Greece Changes Retirement Age to Cut Pension Costs

February 9, 2010 (PLANSPONSOR.com) - Greece's government on Tuesday unveiled a change in the average retirement age and called on civil servants to accept bonus cuts to pull the country out of an unprecedented financial crisis.

Labour Minister Andreas Loverdos said both men and women will retire at 63 on average, according to the AFP. The maximum retirement rate is currently 65 for men and 60 for women, and Greece is under pressure by the European Union to bridge the gap, the news report said.

The change will be fully in effect by 2015, Loverdos told reporters.
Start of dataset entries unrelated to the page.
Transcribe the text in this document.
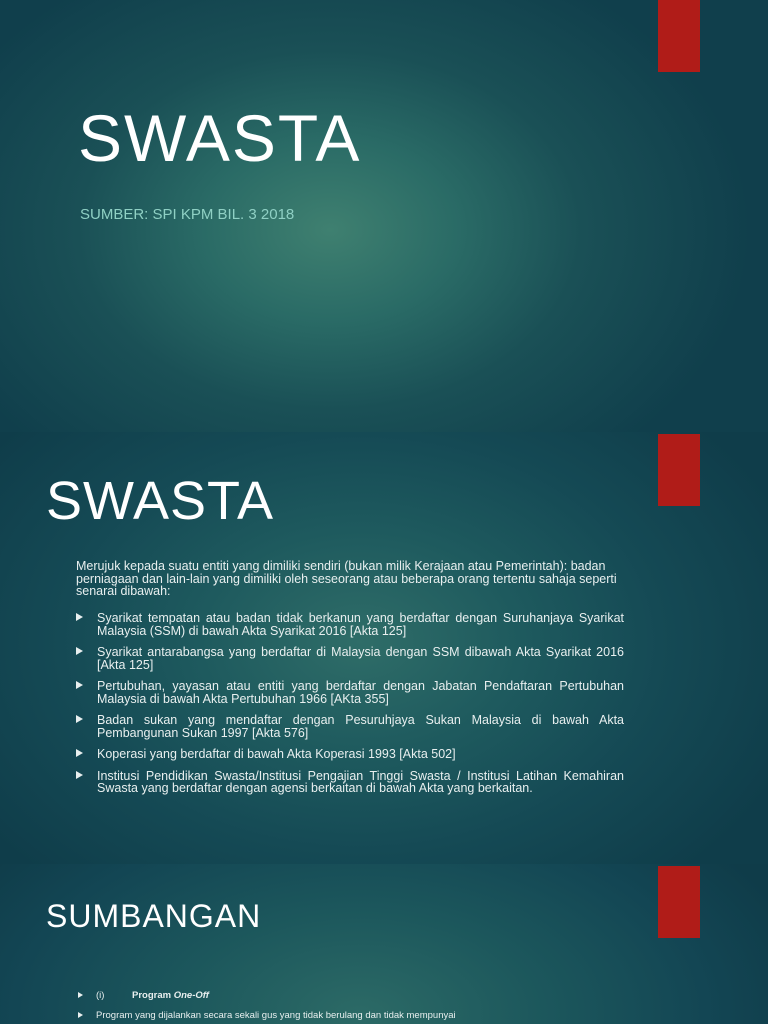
SWASTA

SUMBER: SPI KPM BIL. 3 2018

SWASTA

Merujuk kepada suatu entiti yang dimiliki sendiri (bukan milik Kerajaan atau Pemerintah): badan perniagaan dan lain-lain yang dimiliki oleh seseorang atau beberapa orang tertentu sahaja seperti senarai dibawah:

Syarikat tempatan atau badan tidak berkanun yang berdaftar dengan Suruhanjaya Syarikat Malaysia (SSM) di bawah Akta Syarikat 2016 [Akta 125]
Syarikat antarabangsa yang berdaftar di Malaysia dengan SSM dibawah Akta Syarikat 2016 [Akta 125]
Pertubuhan, yayasan atau entiti yang berdaftar dengan Jabatan Pendaftaran Pertubuhan Malaysia di bawah Akta Pertubuhan 1966 [AKta 355]
Badan sukan yang mendaftar dengan Pesuruhjaya Sukan Malaysia di bawah Akta Pembangunan Sukan 1997 [Akta 576]
Koperasi yang berdaftar di bawah Akta Koperasi 1993 [Akta 502]
Institusi Pendidikan Swasta/Institusi Pengajian Tinggi Swasta / Institusi Latihan Kemahiran Swasta yang berdaftar dengan agensi berkaitan di bawah Akta yang berkaitan.
SUMBANGAN
(i)	Program One-Off
Program yang dijalankan secara sekali gus yang tidak berulang dan tidak mempunyai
The minister also pledged to bring an end to voluntary retirement schemes. The pension reform is part of a cost-cutting plan by Greece’s hard-pressed Socialist government which is struggling to slash a debt mountain expected to hit over 290 billion euros ($396 billion) this year.

Loverdos is trying to save 4.5 billion euros this year from a social budget burdened by years of mismanaged spending by social funds on medicine and hospital bills, the news service said.

Greece’s main private sector union GSEE is staging a nationwide strike on February 24 in opposition to the pension reform. Thousands of civil servants targeted for bonus cuts are holding another one-day strike on Wednesday.

Greece’s 12.7% deficit is beyond European Union limits of 3% of output for eurozone members, and it suffered a triple downgrade of its sovereign debt in December.

The European Commission last month approved a three-year Greek crisis plan presented by the government, but the European Union executive arm also placed Greece under a permanent system of monitoring — a first for the EU — and chastised Athens over faulty budgetary data tabled by the previous conservative government ousted in October.